Voici en tous les cas comment était titré un article de la rubrique « politiques publiques » du journal Le Monde en date du 20 octobre 2017, signé d’un chercheur au C.N.R.S. habitué des colonnes du journal : « ‘Prenons les chiffres tels qu’ils sont’, disait Bruno Lemaire ». L’article met en évidence les erreurs et les contradictions du ministre de l’économie ayant affirmé l’évidente vérité des chiffres.

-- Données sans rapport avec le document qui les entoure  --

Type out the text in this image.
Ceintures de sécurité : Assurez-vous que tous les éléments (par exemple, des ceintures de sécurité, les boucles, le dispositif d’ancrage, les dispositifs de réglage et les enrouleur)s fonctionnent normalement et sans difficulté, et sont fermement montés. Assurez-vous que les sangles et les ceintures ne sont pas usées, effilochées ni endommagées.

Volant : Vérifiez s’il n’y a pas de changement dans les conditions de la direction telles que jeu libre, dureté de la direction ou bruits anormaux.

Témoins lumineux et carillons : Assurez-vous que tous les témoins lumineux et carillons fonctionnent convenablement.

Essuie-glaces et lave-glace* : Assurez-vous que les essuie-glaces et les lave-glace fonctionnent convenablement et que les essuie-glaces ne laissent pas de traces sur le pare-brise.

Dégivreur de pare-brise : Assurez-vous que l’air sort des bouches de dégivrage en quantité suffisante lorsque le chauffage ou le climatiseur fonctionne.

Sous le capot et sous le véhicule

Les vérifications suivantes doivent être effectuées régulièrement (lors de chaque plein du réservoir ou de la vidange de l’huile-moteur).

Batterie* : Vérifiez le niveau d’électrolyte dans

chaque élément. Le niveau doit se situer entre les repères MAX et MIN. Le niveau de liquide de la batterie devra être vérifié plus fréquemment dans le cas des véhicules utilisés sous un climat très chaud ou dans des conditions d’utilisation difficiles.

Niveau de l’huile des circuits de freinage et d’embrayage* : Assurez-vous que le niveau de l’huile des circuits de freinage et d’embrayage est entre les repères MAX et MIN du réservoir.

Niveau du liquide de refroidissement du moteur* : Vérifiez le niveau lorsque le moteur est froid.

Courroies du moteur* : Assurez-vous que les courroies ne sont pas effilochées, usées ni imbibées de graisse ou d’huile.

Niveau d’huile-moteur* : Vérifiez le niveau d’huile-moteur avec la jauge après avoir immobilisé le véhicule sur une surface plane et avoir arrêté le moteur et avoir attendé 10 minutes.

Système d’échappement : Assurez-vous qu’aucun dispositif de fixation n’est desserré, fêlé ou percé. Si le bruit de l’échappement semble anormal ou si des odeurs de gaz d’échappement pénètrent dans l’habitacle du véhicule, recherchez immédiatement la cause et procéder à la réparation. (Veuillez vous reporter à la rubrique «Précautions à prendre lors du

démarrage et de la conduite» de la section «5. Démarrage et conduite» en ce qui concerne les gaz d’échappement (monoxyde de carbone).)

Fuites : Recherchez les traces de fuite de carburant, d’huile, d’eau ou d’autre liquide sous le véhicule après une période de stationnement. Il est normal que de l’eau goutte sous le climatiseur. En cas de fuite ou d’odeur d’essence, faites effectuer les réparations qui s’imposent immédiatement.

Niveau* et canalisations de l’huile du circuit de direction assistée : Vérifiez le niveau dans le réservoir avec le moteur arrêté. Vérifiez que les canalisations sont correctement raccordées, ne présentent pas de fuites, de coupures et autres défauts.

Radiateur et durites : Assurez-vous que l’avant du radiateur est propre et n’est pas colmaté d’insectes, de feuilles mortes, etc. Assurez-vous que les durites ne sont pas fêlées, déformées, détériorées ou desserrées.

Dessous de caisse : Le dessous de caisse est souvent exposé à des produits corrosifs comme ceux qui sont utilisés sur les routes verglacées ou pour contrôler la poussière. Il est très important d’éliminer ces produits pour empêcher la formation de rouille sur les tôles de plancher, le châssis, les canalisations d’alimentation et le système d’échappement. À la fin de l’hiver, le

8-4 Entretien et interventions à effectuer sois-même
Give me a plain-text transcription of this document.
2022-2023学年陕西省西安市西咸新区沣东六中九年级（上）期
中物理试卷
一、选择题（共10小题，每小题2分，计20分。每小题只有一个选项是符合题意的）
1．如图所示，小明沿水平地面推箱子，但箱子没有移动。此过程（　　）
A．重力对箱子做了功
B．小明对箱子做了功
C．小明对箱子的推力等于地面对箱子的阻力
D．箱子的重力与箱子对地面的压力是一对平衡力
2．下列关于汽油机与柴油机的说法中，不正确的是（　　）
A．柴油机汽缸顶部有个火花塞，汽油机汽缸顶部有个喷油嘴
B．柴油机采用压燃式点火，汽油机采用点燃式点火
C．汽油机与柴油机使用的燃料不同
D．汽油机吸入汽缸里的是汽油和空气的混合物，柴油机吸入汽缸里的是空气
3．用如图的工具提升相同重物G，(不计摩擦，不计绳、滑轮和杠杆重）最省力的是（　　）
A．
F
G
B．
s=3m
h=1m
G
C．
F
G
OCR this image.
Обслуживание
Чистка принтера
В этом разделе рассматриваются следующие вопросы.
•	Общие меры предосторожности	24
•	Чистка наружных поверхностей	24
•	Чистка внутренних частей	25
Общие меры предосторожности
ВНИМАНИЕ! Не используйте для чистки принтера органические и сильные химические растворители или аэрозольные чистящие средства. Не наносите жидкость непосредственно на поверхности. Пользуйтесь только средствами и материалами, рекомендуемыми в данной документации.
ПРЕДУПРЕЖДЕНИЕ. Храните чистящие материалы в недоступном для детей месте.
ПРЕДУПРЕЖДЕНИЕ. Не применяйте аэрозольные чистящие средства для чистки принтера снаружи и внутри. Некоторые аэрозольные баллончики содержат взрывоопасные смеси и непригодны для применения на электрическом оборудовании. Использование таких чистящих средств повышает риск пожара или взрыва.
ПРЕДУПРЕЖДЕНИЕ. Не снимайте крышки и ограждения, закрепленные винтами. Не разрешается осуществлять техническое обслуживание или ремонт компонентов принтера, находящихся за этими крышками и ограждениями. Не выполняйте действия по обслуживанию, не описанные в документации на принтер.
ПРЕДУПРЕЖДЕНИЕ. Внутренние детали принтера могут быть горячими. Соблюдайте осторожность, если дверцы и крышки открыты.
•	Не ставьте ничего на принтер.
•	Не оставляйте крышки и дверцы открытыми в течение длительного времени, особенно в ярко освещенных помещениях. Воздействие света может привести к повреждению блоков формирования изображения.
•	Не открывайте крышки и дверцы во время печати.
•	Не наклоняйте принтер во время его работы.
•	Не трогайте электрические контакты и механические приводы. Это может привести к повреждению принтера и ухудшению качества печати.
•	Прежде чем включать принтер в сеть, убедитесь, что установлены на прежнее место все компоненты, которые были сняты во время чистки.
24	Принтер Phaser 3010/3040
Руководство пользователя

Il a immédiatement attiré mon attention, alors qu’il n’était pas loin de passer inaperçu dans l’ensemble éditorial, et tant l’affaire semble mériter peu de commentaires : c’est une chose entendue, il y a des arguments indiscutables, et les chiffres relèvent de cette catégorie, voire parfois, tendent à la constituer toute entière.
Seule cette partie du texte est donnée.